The WHONET-SaTScan system showed some advantages compared to the CPCIO’s. The ‘3 by 5’ rule applied to a single ward at the time, in particular to critical care units, seems to be restrictive when compared with the WHONET-SaTScan ability to include groups of wards together or cover the whole hospital simultaneously. In this study, the ‘EpiD’ activated by the CPCIO occurred mainly in the ICU, while the clusters detected by WHONET-SaTScan were more homogeneously distributed throughout the hospital. The evaluation by the CPCIO coordinator showed that the main factor to trigger a response was the organism resistance profile, followed by pathogen type, location and source of specimen. The WHONET-SaTScan analysis allows for the investigation of clusters according to a specific resistance profile in combination to a specific location (‘resistance/ward’ and ‘resistance/service’), useful when an outbreak is occurring in a critical care ward. In addition, within the same analysis WHONET-SaTScan identifies clusters of susceptible strains, otherwise neglected due to a higher focus on resistance. Such clusters could be, in fact, of great interest to the infection control team for their routes of transmission and to the medical team in terms of pathogen characteristics and for offering different therapeutic options.

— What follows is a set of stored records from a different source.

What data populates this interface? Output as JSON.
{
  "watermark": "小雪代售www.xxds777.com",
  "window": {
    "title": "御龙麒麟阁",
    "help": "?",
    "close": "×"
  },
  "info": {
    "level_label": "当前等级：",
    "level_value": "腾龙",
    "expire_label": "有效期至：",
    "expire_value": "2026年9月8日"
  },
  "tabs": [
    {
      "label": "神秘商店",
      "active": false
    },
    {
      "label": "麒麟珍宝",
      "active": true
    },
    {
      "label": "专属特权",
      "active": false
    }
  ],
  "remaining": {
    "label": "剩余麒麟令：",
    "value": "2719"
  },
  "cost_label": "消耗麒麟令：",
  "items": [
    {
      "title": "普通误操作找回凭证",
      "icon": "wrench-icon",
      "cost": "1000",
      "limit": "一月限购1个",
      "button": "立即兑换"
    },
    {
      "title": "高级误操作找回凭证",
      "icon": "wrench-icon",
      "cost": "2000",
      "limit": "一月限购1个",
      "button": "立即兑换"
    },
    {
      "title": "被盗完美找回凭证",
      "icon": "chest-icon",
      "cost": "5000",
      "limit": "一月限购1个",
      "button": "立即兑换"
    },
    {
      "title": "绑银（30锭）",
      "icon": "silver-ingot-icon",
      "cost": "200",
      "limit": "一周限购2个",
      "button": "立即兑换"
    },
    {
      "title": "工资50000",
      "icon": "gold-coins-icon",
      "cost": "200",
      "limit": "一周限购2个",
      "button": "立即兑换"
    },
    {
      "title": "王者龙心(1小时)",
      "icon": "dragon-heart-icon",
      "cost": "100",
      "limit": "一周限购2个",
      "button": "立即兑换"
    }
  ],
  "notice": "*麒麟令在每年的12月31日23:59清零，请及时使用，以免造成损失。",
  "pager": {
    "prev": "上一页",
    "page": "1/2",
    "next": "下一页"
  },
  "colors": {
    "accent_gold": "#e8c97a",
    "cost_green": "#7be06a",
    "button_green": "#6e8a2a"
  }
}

This study is not exempt of limitations and bias. Its retrospective nature undermines the efficacy of the WHONET-SaTScan system in the ‘field’. If conducted in real-time, it would have detected two clusters of MDR K. pneumoniae on average 126 days (95% confidence interval (CI): 66–186; n = 2), i.e. four months earlier, than the standard hospital control system, plus additional ones (two outbreaks of E. faecium VRE strain and P. aeruginosa MDR/XDR) that had occurred unnoticed within the hospital. The possibility to investigate prospectively the list of statistically significant alerts in combination with the clinical and epidemiological expertise of the hospital control team would provide a better evaluation of its benefits. Moreover, the inclusion of C. difficile, at the time not included in the list of organisms in the WHONET-SatScan analysis, would have better met the needs of the facility under investigation.

Reporting bias occurs as a consequence of selective reporting and control within the hospital due to a combination of resource availability, therapeutic choices and background prevalence data. For example, because of the endemic distribution in Italy of MRSA or ESBLs and the lack of appropriate resources for a prompt and effective intervention, the hospital adopted the policy of not reporting alerts triggered by these organisms. Again, the choice of antibiotics routinely used would reflect the panel of antibiotics tested and included in the configuration of WHONET, thus generating a list of alerts biased by the hospital policy on testing and reporting microbiology data. Lack of representativeness is another limitation of this study, as SFNH has in place an official procedure for infection control and a regular collection of standardised microbiology data, which most likely does not reflect the situation of other hospitals in Italy, a country with high between-hospital and regional variation.

Nevertheless, this work represents the first application of the WHONET-SaTScan system in a healthcare facility in Italy with the potential to be applied to other hospitals, extended to multiple hospitals in the same area or region or even on a larger scale to the whole national territory. Although the WHONET software is implemented within the surveillance systems of other European countries [25-27], this pilot study represents the first example of its application to the detection of clusters of resistant pathogens within a national surveillance system in Europe.